Liberian Journalist Threatened for FGM Coverage

Mae Azango has won international acclaim for her work, but faces ongoing criticism and death threats at home for challenging her own culture. If she were a white woman, she says, her work would not have hit such a nerve.

Mae Azango receives an award from AP Executive Editor Kathleen Carroll
Mae Azango receives an award from AP Executive Editor Kathleen Carroll

Credit: Copyright Michael Nagle Getty Images for CPJ.

NEW YORK (WOMENSENEWS)– Mae Azango is no longer in hiding but she still receives death threats.

“I am not afraid for my life in particular but I am afraid for the life of my 10-year-old daughter,” Azango said quietly in a recent interview here, on the sidelines of an awards event. “If they cannot get to you, they are going to get to somebody close to you. For now, my daughter doesn’t live with me.”

Her problems and prominence began on March 8, 2012, when her story on Liberian tribes that continue the traditional practice of female genital cutting–known as mutilation by critics–was published in the newspaper FrontPage Africa. In addition to writing for FrontPage Africa, Azango is a reporter for the English-language publication NewNarratives.

The piece angered many Liberians who accused Azango of exposing secrets and violating a cultural taboo.

“They said I sold my country to white people and I made plenty of money, that’s why they are after me,” Azango said in late November, while visiting New York to receive an International Press Freedom Award from the Committee to Protect Journalists for the story that has stirred so much controversy.

Azango is glad her work has won worldwide recognition but is sorry she has so little support at home. “It’s good to receive this award, but what does it mean for my country? They don’t care! I shouldn’t be receiving this award, according to them,” she said.

‘Voice of the Voiceless’

Since 2002 Azango has worked to expose what is faced by ordinary people, particularly women and girls, who have been victimized by issues not openly discussed in Liberia.

“I consider myself as the voice of the voiceless,” she said. “The women are so ashamed of what is happening to them and they won’t dare to speak out. Sadly, for these women the damage has been done but today I am talking for the future generations.”

Female genital mutilation, known as FGM, is mainly performed on girls age 3-11. Sometimes it is performed at even younger ages and as late as during a first pregnancy in numerous countries in the Middle East and Africa. Although FGM has been long associated with Islam, the practice predates Islamic culture, which forbids body mutilation. Some Christian and animist cultures also practice it.

FGM may range from the removal of the tip of the clitoris, a total clitorectomy, removal of surrounding tissue, to enfibulation (sewing up the labia to make the opening smaller).

Azango said that much of the media celebration surrounding her is owing to her insider status. If she were a white woman, she says nobody would have cared about her work, since the basic story of FGM is by now so widely known and told. But because she is “an African woman witnessing the cultural practices from inside” that made her a “credible source to the world.”

Escaping FGM

Azango said she herself escaped mutilation thanks to her mother, who attended university and lived in an urban area.

“If I had lived in a village, my parents wouldn’t have asked my permission and I would have gone through it” she said. “Women don’t have voices” in remote areas.

Genital mutilation is customary in her father’s tribe, but not in her mother’s. Among the 16 tribes in Liberia, 10 practice FGM, she added.

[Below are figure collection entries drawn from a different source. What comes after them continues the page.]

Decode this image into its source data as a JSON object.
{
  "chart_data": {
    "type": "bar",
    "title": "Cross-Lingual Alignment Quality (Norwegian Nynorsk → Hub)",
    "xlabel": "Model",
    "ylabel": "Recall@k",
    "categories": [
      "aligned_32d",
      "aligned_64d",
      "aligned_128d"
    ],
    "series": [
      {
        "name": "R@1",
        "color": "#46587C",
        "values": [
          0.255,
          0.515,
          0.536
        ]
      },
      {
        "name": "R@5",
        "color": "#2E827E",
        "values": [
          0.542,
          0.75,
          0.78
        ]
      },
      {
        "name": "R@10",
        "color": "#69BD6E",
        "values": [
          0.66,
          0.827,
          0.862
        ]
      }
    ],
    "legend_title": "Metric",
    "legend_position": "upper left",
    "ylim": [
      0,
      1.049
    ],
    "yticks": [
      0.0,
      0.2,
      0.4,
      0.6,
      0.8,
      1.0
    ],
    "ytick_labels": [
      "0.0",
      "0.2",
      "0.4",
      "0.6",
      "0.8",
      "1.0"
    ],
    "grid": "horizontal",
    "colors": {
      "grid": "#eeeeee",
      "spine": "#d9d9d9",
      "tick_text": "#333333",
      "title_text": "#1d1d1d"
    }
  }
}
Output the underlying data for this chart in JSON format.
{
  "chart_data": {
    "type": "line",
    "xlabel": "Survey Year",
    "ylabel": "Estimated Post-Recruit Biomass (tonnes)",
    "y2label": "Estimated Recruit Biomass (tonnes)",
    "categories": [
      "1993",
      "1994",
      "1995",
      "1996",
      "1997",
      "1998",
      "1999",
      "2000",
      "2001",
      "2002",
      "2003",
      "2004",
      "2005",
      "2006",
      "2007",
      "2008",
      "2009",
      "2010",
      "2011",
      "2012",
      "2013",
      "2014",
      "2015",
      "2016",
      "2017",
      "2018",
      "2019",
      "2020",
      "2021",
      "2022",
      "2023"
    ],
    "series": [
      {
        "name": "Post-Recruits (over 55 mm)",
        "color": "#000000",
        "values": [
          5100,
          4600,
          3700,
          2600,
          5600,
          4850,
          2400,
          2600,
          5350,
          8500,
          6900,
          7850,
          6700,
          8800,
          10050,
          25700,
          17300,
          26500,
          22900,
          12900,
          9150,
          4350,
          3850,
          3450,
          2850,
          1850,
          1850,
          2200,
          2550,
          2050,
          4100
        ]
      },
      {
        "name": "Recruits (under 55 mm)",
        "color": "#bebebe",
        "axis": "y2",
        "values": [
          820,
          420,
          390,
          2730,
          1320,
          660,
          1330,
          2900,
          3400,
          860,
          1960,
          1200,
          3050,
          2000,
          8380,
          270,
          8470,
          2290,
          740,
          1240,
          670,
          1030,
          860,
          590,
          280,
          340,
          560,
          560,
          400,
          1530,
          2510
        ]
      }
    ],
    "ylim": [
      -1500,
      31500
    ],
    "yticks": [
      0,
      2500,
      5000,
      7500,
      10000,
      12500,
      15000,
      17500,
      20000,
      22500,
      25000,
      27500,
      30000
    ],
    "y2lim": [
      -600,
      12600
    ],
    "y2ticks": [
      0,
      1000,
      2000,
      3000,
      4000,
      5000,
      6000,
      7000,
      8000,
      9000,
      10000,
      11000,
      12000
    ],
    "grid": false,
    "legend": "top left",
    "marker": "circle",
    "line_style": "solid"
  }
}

After Azango’s story broke and she became the target of threats, the government of President Ellen Johnson Sirleaf–the first elected female head of state in Africa–announced an indefinite suspension of genital cutting. Azango said international media coverage of her case, along with pressure from advocacy groups, compelled the government to make the announcement.

The government promised to launch a campaign to stop the practice and to consider alternative sources of income for the women who perform the cuttings.

Azango said it’s likely that many procedures have just gone underground in the wake of the government’s announcement. The idea that a girl must undergo the procedure to become a woman is too deeply held in her country to quickly go away, she said.

Hajer Naili is a New-York based reporter for Women’s eNews. She has worked for several radio stations and publications in France and North Africa and specializes in Middle East and North Africa.